You can verify the correctness of your nodes by inspecting several simple metrics. Follow these steps:
-
Check if your nodes are state syncing by running this command:
curl 127.0.0.1:9101/metrics 2> /dev/null | grep "aptos_state_sync_version"
You should expect to see the
synced
orsynced_states
versions increasing. The versions should start increasing for your VFN first, then eventually your validator node will start syncing.Cloud deployment?You may need to replace
127.0.0.1
with your validator or VFN IP/DNS if deployed on the cloud. -
Verify that your validator is connecting to other peers on the network.

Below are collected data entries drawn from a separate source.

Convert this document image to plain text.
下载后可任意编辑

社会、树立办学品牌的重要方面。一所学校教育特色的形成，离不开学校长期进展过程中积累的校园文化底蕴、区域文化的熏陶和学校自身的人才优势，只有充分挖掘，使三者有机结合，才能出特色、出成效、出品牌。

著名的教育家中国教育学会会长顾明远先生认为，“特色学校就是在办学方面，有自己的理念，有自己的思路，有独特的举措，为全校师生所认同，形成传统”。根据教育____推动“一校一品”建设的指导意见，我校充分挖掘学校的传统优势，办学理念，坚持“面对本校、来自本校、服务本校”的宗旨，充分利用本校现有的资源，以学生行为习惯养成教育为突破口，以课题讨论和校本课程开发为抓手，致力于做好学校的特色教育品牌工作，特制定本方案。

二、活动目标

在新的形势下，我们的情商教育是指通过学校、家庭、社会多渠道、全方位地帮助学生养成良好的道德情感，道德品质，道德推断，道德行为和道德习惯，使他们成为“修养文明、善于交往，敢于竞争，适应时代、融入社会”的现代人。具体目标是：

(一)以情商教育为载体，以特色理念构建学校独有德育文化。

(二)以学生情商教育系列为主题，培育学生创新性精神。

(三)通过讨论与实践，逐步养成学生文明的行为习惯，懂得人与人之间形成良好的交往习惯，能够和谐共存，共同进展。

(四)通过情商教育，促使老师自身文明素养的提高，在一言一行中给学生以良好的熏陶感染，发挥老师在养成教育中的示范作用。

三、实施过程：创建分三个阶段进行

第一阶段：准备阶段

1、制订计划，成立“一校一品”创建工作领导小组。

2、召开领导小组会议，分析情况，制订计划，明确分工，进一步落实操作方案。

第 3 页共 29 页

curl 127.0.0.1:9101/metrics 2> /dev/null | grep "aptos_connections{.*\"Validator\".*}"
The command will output the number of inbound and outbound connections of your validator node. For example:
aptos_connections{direction="inbound",network_id="Validator",peer_id="f326fd30",role_type="validator"} 5
aptos_connections{direction="outbound",network_id="Validator",peer_id="f326fd30",role_type="validator"} 2As long as one of the metrics is greater than zero, your validator node is connected to at least one of the peers on the network. If your validator is not connected to any peers, make sure your VFN has completed syncing first. Once your VFN has finished syncing, your validator node will start syncing and eventually be able to connect to other peers.
-
After your node syncs to the latest version, you can also check if consensus is making progress, and your node is proposing.
curl 127.0.0.1:9101/metrics 2> /dev/null | grep "aptos_consensus_current_round"

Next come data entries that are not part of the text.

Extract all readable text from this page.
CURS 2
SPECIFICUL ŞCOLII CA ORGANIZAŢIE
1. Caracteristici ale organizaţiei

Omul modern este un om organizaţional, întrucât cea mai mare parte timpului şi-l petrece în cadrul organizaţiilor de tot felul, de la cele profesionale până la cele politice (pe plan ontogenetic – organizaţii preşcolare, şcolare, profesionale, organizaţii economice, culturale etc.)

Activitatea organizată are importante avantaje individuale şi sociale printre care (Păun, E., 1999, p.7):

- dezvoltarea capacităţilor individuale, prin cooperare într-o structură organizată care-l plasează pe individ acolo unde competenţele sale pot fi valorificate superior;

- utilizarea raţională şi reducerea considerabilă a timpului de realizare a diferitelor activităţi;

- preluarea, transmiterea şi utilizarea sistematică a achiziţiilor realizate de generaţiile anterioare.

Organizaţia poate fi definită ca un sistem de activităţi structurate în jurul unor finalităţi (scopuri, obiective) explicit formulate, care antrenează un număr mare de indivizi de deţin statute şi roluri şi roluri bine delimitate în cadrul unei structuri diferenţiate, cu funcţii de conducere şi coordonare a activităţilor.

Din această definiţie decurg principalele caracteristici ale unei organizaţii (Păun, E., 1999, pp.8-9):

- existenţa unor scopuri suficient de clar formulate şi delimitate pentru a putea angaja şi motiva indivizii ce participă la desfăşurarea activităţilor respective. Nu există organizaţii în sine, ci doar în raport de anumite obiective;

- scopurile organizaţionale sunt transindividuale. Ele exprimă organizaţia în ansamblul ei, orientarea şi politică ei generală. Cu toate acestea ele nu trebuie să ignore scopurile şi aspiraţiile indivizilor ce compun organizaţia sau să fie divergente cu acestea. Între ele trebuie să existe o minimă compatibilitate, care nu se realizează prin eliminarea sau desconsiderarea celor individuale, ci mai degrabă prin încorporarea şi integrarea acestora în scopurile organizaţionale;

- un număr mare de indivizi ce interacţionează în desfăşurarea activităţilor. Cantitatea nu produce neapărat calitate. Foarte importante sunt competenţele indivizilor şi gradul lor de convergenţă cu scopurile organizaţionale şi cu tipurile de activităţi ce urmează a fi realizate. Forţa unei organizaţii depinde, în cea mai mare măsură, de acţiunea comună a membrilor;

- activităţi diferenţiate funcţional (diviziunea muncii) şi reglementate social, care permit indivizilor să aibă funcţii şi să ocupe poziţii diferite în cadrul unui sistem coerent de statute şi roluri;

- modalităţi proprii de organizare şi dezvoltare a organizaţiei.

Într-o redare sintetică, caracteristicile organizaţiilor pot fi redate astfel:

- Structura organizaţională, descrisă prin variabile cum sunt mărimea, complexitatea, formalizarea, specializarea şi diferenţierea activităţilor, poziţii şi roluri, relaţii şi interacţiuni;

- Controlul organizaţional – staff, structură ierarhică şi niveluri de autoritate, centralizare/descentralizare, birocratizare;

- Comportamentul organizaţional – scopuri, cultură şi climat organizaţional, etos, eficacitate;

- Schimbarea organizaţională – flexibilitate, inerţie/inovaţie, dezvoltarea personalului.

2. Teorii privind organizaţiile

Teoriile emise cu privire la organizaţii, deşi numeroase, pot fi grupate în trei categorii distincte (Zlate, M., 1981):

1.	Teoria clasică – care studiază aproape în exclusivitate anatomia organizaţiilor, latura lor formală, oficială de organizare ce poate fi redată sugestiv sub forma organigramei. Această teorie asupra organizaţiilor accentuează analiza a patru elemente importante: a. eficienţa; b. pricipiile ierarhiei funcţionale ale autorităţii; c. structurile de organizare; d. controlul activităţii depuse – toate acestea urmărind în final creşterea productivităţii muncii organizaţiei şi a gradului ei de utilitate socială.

curl 127.0.0.1:9101/metrics 2> /dev/null | grep "aptos_consensus_proposals_count"You should expect to see these numbers continue to increase.
Local Monitoring
If you are a node operator, there are several tools available to you to verify the health of your node going forward:
-
Metrics: You can monitor your local metrics endpoint by running a
curl
command against the Node Inspection Service and verify key metrics. For example, you can verify the synchronization status of your node by running the command outlined in the Verify synchronization section. -
REST API: You can also monitor your node's health by querying the REST API. For example, you can verify the current block height of your node by pinging the index page of your node's REST API. For more information, see the Aptos API Specification.
-
Monitoring tools: To improve observability, you can also install monitoring tools that scrape the local metrics endpoint:
- For Kubernetes based deployments, install the monitoring Helm chart (https://github.com/aptos-labs/aptos-core/tree/main/terraform/helm/monitoring).
- Locally, you may run Prometheus and Grafana directly. Dashboards that utilize the metrics can be found here: (https://github.com/aptos-labs/aptos-core/tree/main/dashboards).
Telemetry
The Aptos Labs team can also monitor your node remotely using Node Telemetry. When you enable telemetry on your nodes, the Aptos node binary will send telemetry data in the background, which includes the node's metrics. Telemetry data from your node is necessary to evaluate the performance, liveness and health of your nodes.
If your node is using the default config without explicitly disabling telemetry, and has HTTPS
egress access to the
internet, then it will report various key metrics to Aptos Labs. Aptos Labs will also observe the on-chain events
such as proposals per hour on your node, as defined in the liveness criteria.